In [None]:
!ls -a

In [None]:
import pandas as pd

In [None]:
import os
from os.path import join, dirname
from dotenv import load_dotenv
from pathlib import Path

In [None]:
load_dotenv(verbose=True)
dotenv_path = join(Path().resolve(), '.env')
load_dotenv(dotenv_path)

In [None]:
GOOGLE_DRIVE_PATH = os.environ.get("GOOGLE_DRIVE_PATH")

In [None]:
os.listdir("data")

In [None]:
test_year = "2009"
train_year = "horse-2008"
test_data = pd.DataFrame()
train_data = pd.DataFrame()
for name in os.listdir("data"):
    if test_year in name:
        test_data = test_data.append(pd.read_csv(GOOGLE_DRIVE_PATH + '/horse_racing/data/' + name))
    elif train_year in name:
        train_data =pd.concat([train_data, pd.read_csv(GOOGLE_DRIVE_PATH + '/horse_racing/data/' + name)])
test_data = test_data.reset_index(drop=True)
train_data = train_data.reset_index(drop=True)

In [None]:
# ダミーデータ作成
for _ in range(10):
    train_data = pd.concat([train_data.copy(), train_data.copy()])
train_data = train_data.reset_index(drop=True)

In [None]:
test_data.head()

In [None]:
train_data.head()

In [None]:
train_data.info()

すぐに使えそうな特徴量
* frame_number, burden_weight, odds, popular

加工が必要な特徴量
* horse_id, sex_and_age, rider_id, half_way_rank, horse_weight, tamer_id

In [None]:
test_data.head()

a = test_data[["frame_number", "burden_weight", "odds", "popular", "horse_id", "rider_id", "tamer_id"]]
a[["horse_id", "rider_id", "tamer_id"]] = a[["horse_id", "rider_id", "tamer_id"]].astype("str").copy()
pd.get_dummies(a).info()

## 前処理

### ラベルの作成
問題は２値分類 (ラベル: 0 => 1~3着, 1 => 4着以降)

In [None]:
def make_label(rank):
    return [0 if r in ["1", "2", "3"] else 1 for r in rank]

In [None]:
train_data_label = make_label(train_data["rank"].values)
train_data["label"] = train_data_label
test_data_label = make_label(test_data["rank"].values)
test_data["label"] = test_data_label

In [None]:
train_data.head()

In [None]:
# 学習に用いるデータセットの作成
x_train = train_data[["frame_number", "burden_weight", "odds", "popular"]]
y_train = train_data["label"]
x_test = train_data[["frame_number", "burden_weight", "odds", "popular"]]
y_test = train_data["label"]

In [None]:
# データセットのシャッフルとバッチ化
train_ds = tf.data.Dataset.from_tensor_slices(
    (x_train, y_train)).shuffle(10000).batch(32)

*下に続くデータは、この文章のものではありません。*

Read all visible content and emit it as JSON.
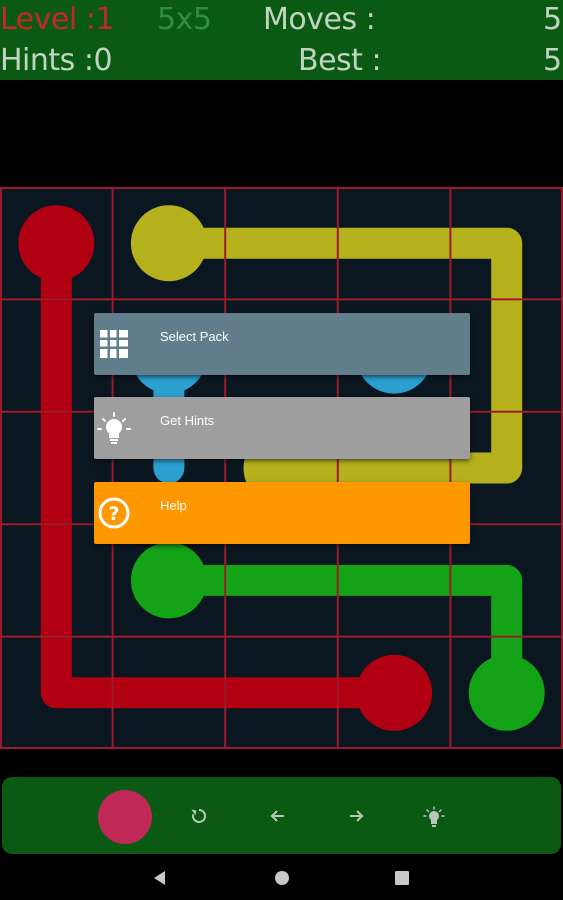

test_ds = tf.data.Dataset.from_tensor_slices((x_test, y_test)).batch(32)

In [None]:
import tensorflow as tf
import utils.sample_model as model
    
# モデルのインスタンスを作成
model = model.HorseModel(x_train.shape[1])

In [None]:
loss_object = tf.keras.losses.SparseCategoricalCrossentropy()
optimizer = tf.keras.optimizers.Adam()

In [None]:
train_loss = tf.keras.metrics.Mean(name='train_loss')
train_accuracy = tf.keras.metrics.SparseCategoricalAccuracy(name='train_accuracy')

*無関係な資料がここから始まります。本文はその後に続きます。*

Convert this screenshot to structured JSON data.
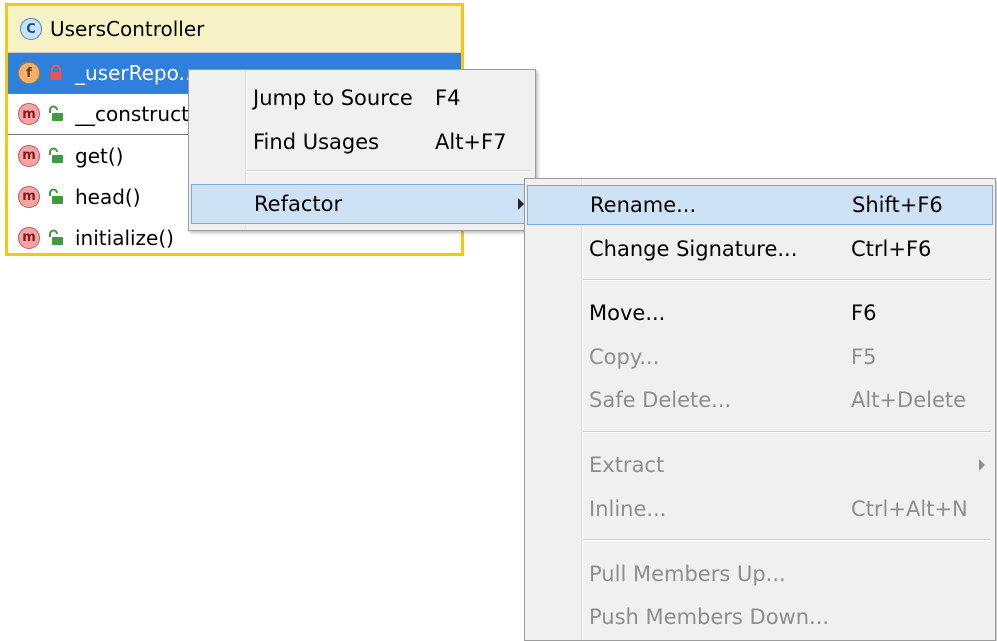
{
  "node": {
    "class_badge": "C",
    "class_name": "UsersController",
    "members": [
      {
        "badge": "f",
        "name": "_userRepo...",
        "visibility": "private",
        "selected": true
      },
      {
        "badge": "m",
        "name": "__construct()",
        "visibility": "public"
      },
      {
        "badge": "m",
        "name": "get()",
        "visibility": "public"
      },
      {
        "badge": "m",
        "name": "head()",
        "visibility": "public"
      },
      {
        "badge": "m",
        "name": "initialize()",
        "visibility": "public"
      }
    ]
  },
  "context_menu": {
    "items": [
      {
        "label": "Jump to Source",
        "shortcut": "F4"
      },
      {
        "label": "Find Usages",
        "shortcut": "Alt+F7"
      },
      {
        "label": "Refactor",
        "submenu": true
      }
    ]
  },
  "refactor_menu": {
    "items": [
      {
        "label": "Rename...",
        "shortcut": "Shift+F6",
        "enabled": true
      },
      {
        "label": "Change Signature...",
        "shortcut": "Ctrl+F6",
        "enabled": true
      },
      {
        "label": "Move...",
        "shortcut": "F6",
        "enabled": true
      },
      {
        "label": "Copy...",
        "shortcut": "F5",
        "enabled": false
      },
      {
        "label": "Safe Delete...",
        "shortcut": "Alt+Delete",
        "enabled": false
      },
      {
        "label": "Extract",
        "submenu": true,
        "enabled": false
      },
      {
        "label": "Inline...",
        "shortcut": "Ctrl+Alt+N",
        "enabled": false
      },
      {
        "label": "Pull Members Up...",
        "enabled": false
      },
      {
        "label": "Push Members Down...",
        "enabled": false
      }
    ]
  },
  "colors": {
    "node_border": "#f5c518",
    "header_bg": "#f7f3c6",
    "selection": "#2f7fdc",
    "menu_bg": "#f0f0f0",
    "menu_highlight": "#cde2f5",
    "disabled_text": "#8e8e8e"
  },
  "icons": {
    "class": "class-badge-icon",
    "field": "field-badge-icon",
    "method": "method-badge-icon",
    "private": "lock-closed-icon",
    "public": "lock-open-icon",
    "submenu": "submenu-arrow-icon"
  }
}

test_loss = tf.keras.metrics.Mean(name='test_loss')
test_accuracy = tf.keras.metrics.SparseCategoricalAccuracy(name='test_accuracy')

In [None]:
@tf.function
def train_step(horse_data, labels):
    with tf.GradientTape() as tape:
        predictions = model(horse_data)
        loss = loss_object(labels, predictions)
    gradients = tape.gradient(loss, model.trainable_variables)
    optimizer.apply_gradients(zip(gradients, model.trainable_variables))
    
    train_loss(loss)
    train_accuracy(labels, predictions)

In [None]:
@tf.function
def test_step(horse_data, labels):
    predictions = model(horse_data)
    t_loss = loss_object(labels, predictions)
    
    test_loss(t_loss)
    test_accuracy(labels, predictions)

In [None]:
EPOCHS = 5

for epoch in range(EPOCHS):
    for images, labels in train_ds:
        train_step(images, labels)
    
    for test_images, test_labels in test_ds:
        test_step(test_images, test_labels)
        
    template = 'Epoch {}, Loss: {}, Accuracy: {}, Test Loss: {}, Test Accuracy: {}'
    print(template.format(epoch+1,
                          train_loss.result(),
                          train_accuracy.result()*100,
                          test_loss.result(),
                          test_accuracy.result()*100))
    
    # 次のエポック用にメトリクスをリセット
    train_loss.reset_states()
    train_accuracy.reset_states()
    test_loss.reset_states()
    test_accuracy.reset_states()

# TODO
* モデル作成 (別ファイルで作成できるようにする)
* jupyter 出力無視
* データ整形
* グラフ作成